So Odenthal, ZfWG 2006, 286, 288.

Dem kann nicht gefolgt werden. Der Wortsinn des § 6 a SpielV ist insoweit eindeutig, als er zwischen erlaubten Freispielen einerseits und verbotenen Berechtigungen zum Weiterspielen andererseits unterscheidet. Eine Regelungslücke in Bezug auf spielzeitverlängernde Punktgewinne, die - etwa durch eine entsprechende Anwendung des § 6 a Satz 3 SpielV - zu schließen wäre, liegt ebenfalls nicht vor.

2. Der Verordnungsgeber ist nach § 33 f Abs. 1 Nr. 2 GewO ermächtigt, in § 6 a Satz 1 Buchst. a) SpielV die Aufstellung und den Betrieb von solchen Spielgeräten zu verbieten, die als Gewinn Berechtigungen zum Weiterspielen anbieten. Er bestimmt mit dem Verbot den Umfang der Befugnisse und Verpflichtungen bei der Ausübung des Gewerbes. Dies dient in Fällen der vorliegenden Art der Durchführung des § 33 c GewO, weil es sich bei den hier in Rede stehenden Geräten um Spielgeräte mit Gewinnmöglichkeit handelt.

Zum Anwendungsbereich des § 6 a SpielV und zur Problematik der Verordnungsermächtigung vgl. auch Hahn, GewArch 2007, 1,2; ders. in: Friauf, GewO, Anhang 1 und 2 zu §§ 33 c bis 33 i, § 6 a SpielV, Rdnr. 1 und 2 (Stand: Februar 2007).
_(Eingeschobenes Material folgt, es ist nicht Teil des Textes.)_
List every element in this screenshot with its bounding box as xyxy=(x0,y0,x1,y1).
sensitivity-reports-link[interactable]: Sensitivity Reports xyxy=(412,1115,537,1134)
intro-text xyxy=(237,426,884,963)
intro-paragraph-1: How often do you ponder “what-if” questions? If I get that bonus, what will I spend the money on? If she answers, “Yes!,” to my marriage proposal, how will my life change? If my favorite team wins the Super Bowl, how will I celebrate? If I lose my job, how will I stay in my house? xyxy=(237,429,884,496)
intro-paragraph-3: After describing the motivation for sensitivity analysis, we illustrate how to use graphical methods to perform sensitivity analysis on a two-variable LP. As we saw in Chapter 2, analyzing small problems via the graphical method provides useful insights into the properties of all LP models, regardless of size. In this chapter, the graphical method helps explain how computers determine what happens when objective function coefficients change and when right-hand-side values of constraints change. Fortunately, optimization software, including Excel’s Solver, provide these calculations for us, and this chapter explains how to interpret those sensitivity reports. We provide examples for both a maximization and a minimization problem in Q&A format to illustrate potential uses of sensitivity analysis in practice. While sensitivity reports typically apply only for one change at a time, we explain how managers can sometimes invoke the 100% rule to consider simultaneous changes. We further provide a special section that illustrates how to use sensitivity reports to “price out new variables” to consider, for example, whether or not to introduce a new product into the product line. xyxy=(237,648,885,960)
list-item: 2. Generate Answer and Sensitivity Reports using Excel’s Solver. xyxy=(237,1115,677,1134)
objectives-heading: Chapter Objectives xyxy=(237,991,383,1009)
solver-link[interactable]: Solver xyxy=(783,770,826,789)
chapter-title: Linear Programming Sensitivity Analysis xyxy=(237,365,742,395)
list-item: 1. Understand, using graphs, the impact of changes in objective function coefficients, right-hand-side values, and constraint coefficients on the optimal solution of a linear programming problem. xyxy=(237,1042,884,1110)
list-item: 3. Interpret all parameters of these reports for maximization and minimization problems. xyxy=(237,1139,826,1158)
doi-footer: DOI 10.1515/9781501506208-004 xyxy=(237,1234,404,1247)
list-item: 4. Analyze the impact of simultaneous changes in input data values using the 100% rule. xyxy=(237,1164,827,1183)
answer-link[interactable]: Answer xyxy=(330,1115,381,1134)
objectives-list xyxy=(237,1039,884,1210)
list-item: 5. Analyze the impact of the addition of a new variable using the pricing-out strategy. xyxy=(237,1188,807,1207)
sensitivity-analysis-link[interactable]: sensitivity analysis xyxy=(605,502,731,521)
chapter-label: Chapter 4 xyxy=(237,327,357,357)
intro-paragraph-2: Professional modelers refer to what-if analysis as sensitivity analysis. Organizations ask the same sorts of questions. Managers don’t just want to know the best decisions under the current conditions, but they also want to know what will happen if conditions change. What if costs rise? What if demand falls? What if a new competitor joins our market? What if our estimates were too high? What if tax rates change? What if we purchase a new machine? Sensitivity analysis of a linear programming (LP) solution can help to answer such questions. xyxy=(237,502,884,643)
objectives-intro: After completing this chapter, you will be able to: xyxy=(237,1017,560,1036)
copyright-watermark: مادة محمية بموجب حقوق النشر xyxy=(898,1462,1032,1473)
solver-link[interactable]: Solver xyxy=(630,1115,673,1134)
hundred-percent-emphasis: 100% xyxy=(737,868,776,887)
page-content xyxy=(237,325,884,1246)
Sofern diese Geräte mit Blick auf das Inkrafttreten der neuen Spielverordnung zum 1.1.2006 umgerüstet worden sind, dürften sie allerdings nicht schon deshalb unter § 33 c GewO fallen, weil sie früher als Gewinnspielgeräte zu qualifizieren waren.

So aber: OVG Rh.-Pf., Beschluss vom 8.5.2006 - 6 B 10359/06.OVG -, GewArch 2007, 38, Hess. VGH, Beschluss vom 23.3.2005 - 11 TG 175/05 -, GewArch 2005, 255, VG Gießen, Beschluss vom 12.7.2006 - 8 G 1644/06 -, juris, VG Neustadt, Beschluss vom 8.3.2006 - 4 L 180/06. NW -, juris; vgl. demgegenüber VG Dresden, Beschluss vom 6.7.2006 - 1 K 1186/06 -, GewArch 2006, 476; ferner Odenthal, ZfWG 2006, 286, 288/289 m.w.N..

Hierauf kommt es aber nicht entscheidend an, weil die Spielgeräte bei summarischer Prüfung heute Spielabläufe aufweisen, aufgrund derer sie als Spielgeräte mit Gewinnmöglichkeit, und zwar als Geldspielgeräte anzusehen sind.

Sie sind mit einer den Spielausgang beeinflussenden technischen Vorrichtung ausgestattet und bieten die Möglichkeit eines Gewinns im Sinne der Rechtsprechung des BVerwG.

Vgl. BVerwG, Urteil vom 23.11.2005 - 6 C 8.05 -, NVwZ 2006, 600,

Bei reinen Unterhaltungsspielgeräten wird mit dem Einsatz das Spielendürfen bezahlt. Einen anderen Vorteil erhält der Spieler, abgesehen von Freispielen, nicht. Demgegenüber kann der Spieler bei den hier in Rede stehenden Geräten seinen Einsatz ganz oder teilweise dadurch wieder ausgleichen oder darüber hinaus sogar einen Ertrag erzielen, dass er Punkte gewinnt, die das Spiel verlängern. Er erhält damit geldwerte Vorteile, weil ihm Aufwendungen aus dem eigenen Vermögen, die er sonst für eine entsprechende Spielzeit in Gestalt eines weiteren entgeltlichen Einsatzes aufbringen müsste, erspart bleiben. Erzielt der Spieler einen Punktgewinn, der seinem Einsatz entspricht, so hat er immerhin wertmäßig den eingesetzten Geldbetrag, der ohne den Punktgewinn verloren gewesen wäre, zurückgewonnen.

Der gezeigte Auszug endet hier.